Ketika hakim imigrasi memutuskan bahwa Elly Sukawanputra dan suami, Yulius, bisa tinggal di Amerika Serikat, Elly mengatakan ada sesuatu yang melegakan baginya. Mereka memeluk putrinya yang masih kuliah di ruang sidang Philadelphia.  Anak-anaknya telah dibebaskan dari rasa takut berpisah dari ibu dan ayahnya.

Mereka menelepon orang tua Elly di Indonesia, yang menangis bahagia dan lega  “Kami merasa sangat bahagia,” kata Elly, 48 tahun, dalam sebuah wawancara baru-baru ini.

Perjuangan pasangan itu untuk tetap tinggal di AS selama 23 tahun membuatnya dipenjara dan berada di jurang deportasi.

Pemberian izin tinggal permanen mereka pada tanggal 29 Juni menggambarkan keanehan sistem yang ada bahkan di antara orang-orang yang memiliki keadaan dan sejarah yang sama. “Random adalah kata yang tepat,” kata pengacara Elly dan Yullius, Christopher Casazza, dari firma Center City Palladino, Isbell & Casazza.

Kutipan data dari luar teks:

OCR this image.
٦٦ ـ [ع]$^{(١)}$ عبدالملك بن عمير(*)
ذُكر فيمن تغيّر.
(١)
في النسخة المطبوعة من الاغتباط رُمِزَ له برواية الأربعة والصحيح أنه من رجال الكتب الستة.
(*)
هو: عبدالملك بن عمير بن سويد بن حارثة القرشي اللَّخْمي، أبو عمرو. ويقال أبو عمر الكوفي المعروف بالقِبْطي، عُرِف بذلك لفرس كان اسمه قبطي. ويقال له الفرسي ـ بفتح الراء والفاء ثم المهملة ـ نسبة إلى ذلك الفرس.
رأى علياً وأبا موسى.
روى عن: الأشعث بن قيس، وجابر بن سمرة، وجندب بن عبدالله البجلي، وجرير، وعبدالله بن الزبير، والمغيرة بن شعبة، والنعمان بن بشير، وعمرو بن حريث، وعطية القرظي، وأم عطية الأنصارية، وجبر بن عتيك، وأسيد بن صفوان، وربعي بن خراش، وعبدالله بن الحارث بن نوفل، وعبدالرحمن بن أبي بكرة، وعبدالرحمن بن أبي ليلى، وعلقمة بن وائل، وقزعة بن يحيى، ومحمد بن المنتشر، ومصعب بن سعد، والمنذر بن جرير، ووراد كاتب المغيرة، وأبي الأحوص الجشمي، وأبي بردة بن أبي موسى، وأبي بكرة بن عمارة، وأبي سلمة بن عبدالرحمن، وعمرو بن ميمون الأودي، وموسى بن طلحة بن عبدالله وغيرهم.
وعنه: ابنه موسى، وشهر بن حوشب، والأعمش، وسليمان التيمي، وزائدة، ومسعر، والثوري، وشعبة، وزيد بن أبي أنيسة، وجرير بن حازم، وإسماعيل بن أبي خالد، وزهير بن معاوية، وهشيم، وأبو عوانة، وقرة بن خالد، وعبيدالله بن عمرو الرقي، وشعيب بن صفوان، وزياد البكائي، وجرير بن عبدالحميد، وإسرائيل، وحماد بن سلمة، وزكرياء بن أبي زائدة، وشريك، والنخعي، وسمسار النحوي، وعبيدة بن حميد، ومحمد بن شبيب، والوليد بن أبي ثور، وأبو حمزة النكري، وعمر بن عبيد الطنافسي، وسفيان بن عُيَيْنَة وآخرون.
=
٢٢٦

Jika bukan karena pembelaannya dan dukungan kuat dari komunitas lokal Indonesia dan Asia, pasangan itu bisa dideportasi.

Ditahan di tahun 2019

Pada tanggal 2 Juli 2019, hampir tiga tahun yang lalu, Elly dan Yulius menghilang setelah didekati oleh agen Imigrasi dan Bea Cukai saat meninggalkan rumahnya di Philadelphia Selatan untuk pergi bekerja.

Seorang teman berusaha mendapatkan informasi dari kantor ICE setempat. Panggilan telepon kemudian mengkonfirmasi keduanya ditahan di tahanan federal.

Yulius dibawa ke Fasilitas Pemasyarakatan Pike County, dan Elly ke Penjara York County. “Pemisahan adalah taktik umum,” kata advokat imigran, untuk mempersulit organisasi masyarakat melacak lokasi dan menghubungkan keluarga dengan dukungan hukum.

Penangkapan tersebut memicu kasus yang membara sejak Elly dan Yulius datang ke Amerika Serikat pada tahun 1998. Tawaran suaka mereka ditolak pada 2007 dan 2009. Saat itu mereka telah dikaruniai dua anak perempuan.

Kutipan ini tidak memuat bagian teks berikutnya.